On his way to yet another meetup, he stops at “The Kiss of the Invisibles”, a 10-story-tall mural that Vertigo Graffiti created in 2013, based on a famous photograph of two homeless people kissing.

“It generated a lot of attention,” Lopez says. “But for me it meant a lot more because when my father saw it, it was the first time he said he respected what I was trying to do with this medium of expression, to make a valuable social statement.”

Lopez’s father said it was this piece that truly made him believe in the work his son was doing (Ricardo Vasquez)

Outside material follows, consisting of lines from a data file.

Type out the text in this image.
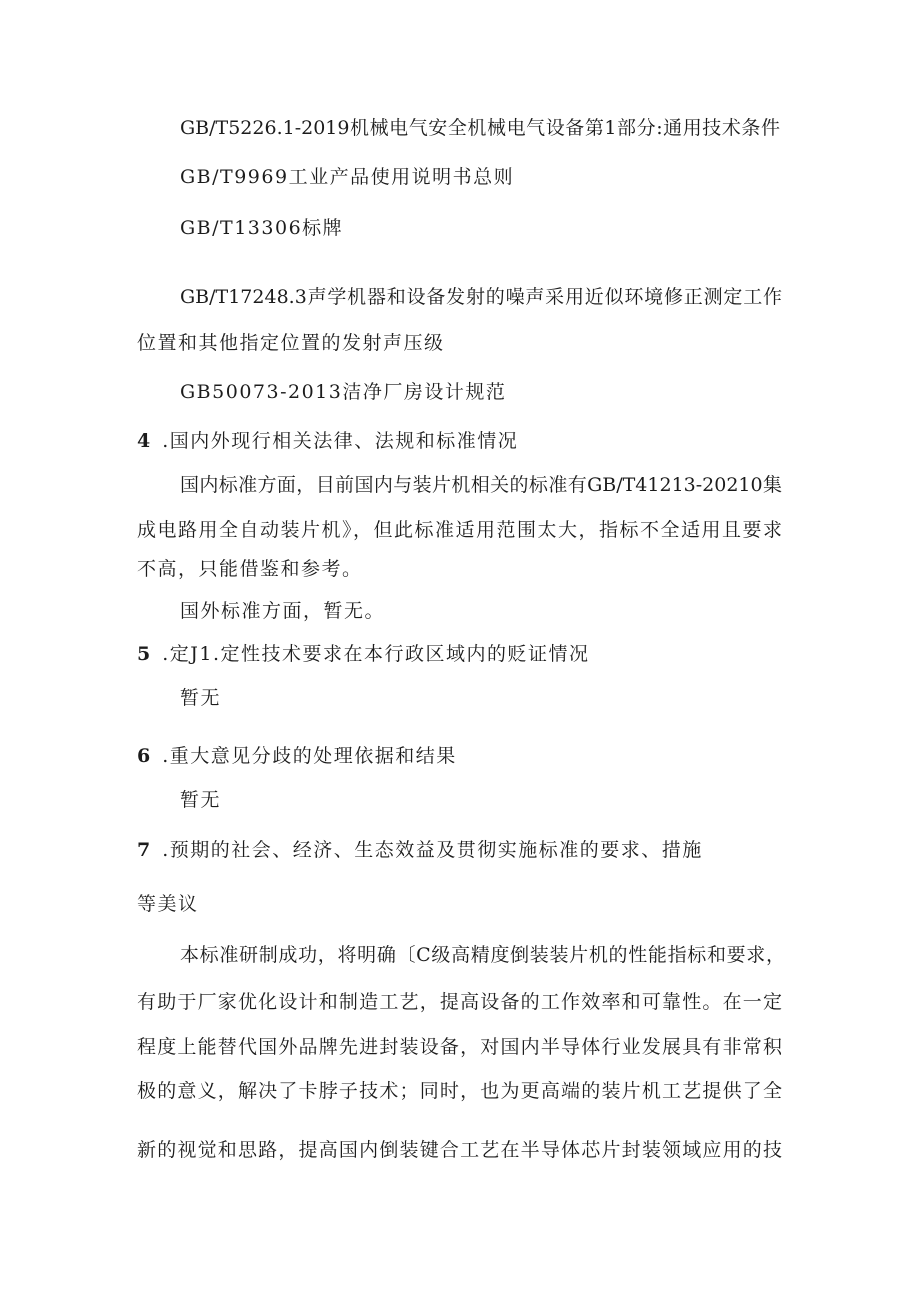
GB/T5226.1-2019机械电气安全机械电气设备第1部分:通用技术条件
GB/T9969工业产品使用说明书总则
GB/T13306标牌
GB/T17248.3声学机器和设备发射的噪声采用近似环境修正测定工作
位置和其他指定位置的发射声压级
GB50073-2013洁净厂房设计规范
4 .国内外现行相关法律、法规和标准情况
国内标准方面，目前国内与装片机相关的标准有GB/T41213-20210集
成电路用全自动装片机》，但此标准适用范围太大，指标不全适用且要求
不高，只能借鉴和参考。
国外标准方面，暂无。
5 .定J1.定性技术要求在本行政区域内的贬证情况
暂无
6 .重大意见分歧的处理依据和结果
暂无
7 .预期的社会、经济、生态效益及贯彻实施标准的要求、措施
等美议
本标准研制成功，将明确〔C级高精度倒装装片机的性能指标和要求，
有助于厂家优化设计和制造工艺，提高设备的工作效率和可靠性。在一定
程度上能替代国外品牌先进封装设备，对国内半导体行业发展具有非常积
极的意义，解决了卡脖子技术；同时，也为更高端的装片机工艺提供了全
新的视觉和思路，提高国内倒装键合工艺在半导体芯片封装领域应用的技
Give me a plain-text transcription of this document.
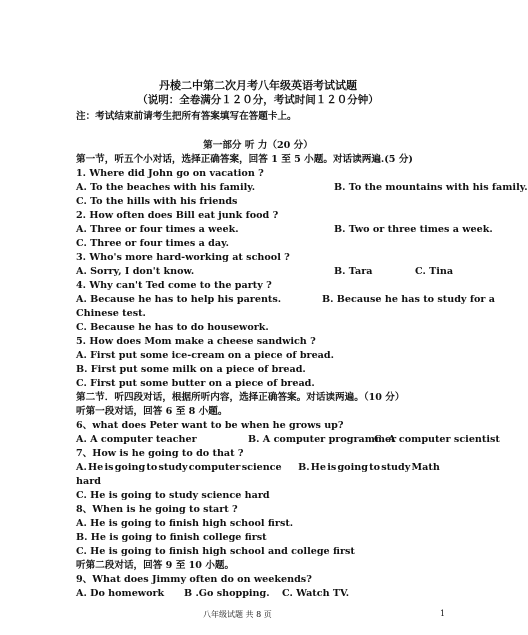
丹棱二中第二次月考八年级英语考试试题
（说明：全卷满分１２０分，考试时间１２０分钟）
注：考试结束前请考生把所有答案填写在答题卡上。
第一部分 听 力（20 分）
第一节，听五个小对话，选择正确答案，回答 1 至 5 小题。对话读两遍.(5 分)
1. Where did John go on vacation ?
A. To the beaches with his family.	B. To the mountains with his family.
C. To the hills with his friends
2. How often does Bill eat junk food ?
A. Three or four times a week.	B. Two or three times a week.
C. Three or four times a day.
3. Who's more hard-working at school ?
A. Sorry, I don't know.	B. Tara	C. Tina
4. Why can't Ted come to the party ?
A. Because he has to help his parents.	B. Because he has to study for a
Chinese test.
C. Because he has to do housework.
5. How does Mom make a cheese sandwich ?
A. First put some ice-cream on a piece of bread.
B. First put some milk on a piece of bread.
C. First put some butter on a piece of bread.
第二节．听四段对话，根据所听内容，选择正确答案。对话读两遍。（10 分）
听第一段对话，回答 6 至 8 小题。
6、what does Peter want to be when he grows up?
A. A computer teacher	B. A computer programmer
C. A computer scientist
7、How is he going to do that ?
A. He is going to study computer science B. He is going to study Math
hard
C. He is going to study science hard
8、When is he going to start ?
A. He is going to finish high school first.
B. He is going to finish college first
C. He is going to finish high school and college first
听第二段对话，回答 9 至 10 小题。
9、What does Jimmy often do on weekends?
A. Do homework B .Go shopping. C. Watch TV.
八年级试题 共 8 页	1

The next stop is Bogota’s Graffiti District, which Vertigo Graffiti and more than 50 prominent artists from around the world painted in 2017. It stretches on both sides of two blocks, covering the exterior walls of several companies – all with permission and subsidy from the city.

“This was one of the dirtiest and most polluted areas of Bogota,” he says, strolling down the corridor in the industrial neighbourhood, Puente Aranda. “Now it’s cleaned up and attracts tourists and aficionados from everywhere.”

In the last year or so, Lopez has taken Vértigo Graffiti on the road to Ottawa, Ontario; Miami; and Amman, Jordan; among other places. In September they travelled to Turkey, where they painted a wall of the Halis Kurtca children’s cultural centre in Kadikoy, a suburb of Istanbul, in commemoration of the 60th anniversary of diplomatic relations between Colombia and Turkey.

Politics play a huge part in the group’s many works across the city (Santiago Castro)

The image depicts a Colombian girl dressed in the traditional garb of a coffee farmer, holding a basket of fresh-picked beans, a bird floating on her black skirt.

Lopez says he could not have imagined a decade ago that graffiti, which began as a protest against all things establishment, would now be used to symbolise links between two governments.

But he has still loftier ambitions for graffiti. “I want it to become recognised as a high art,” he says, “like opera, ballet and theatre.”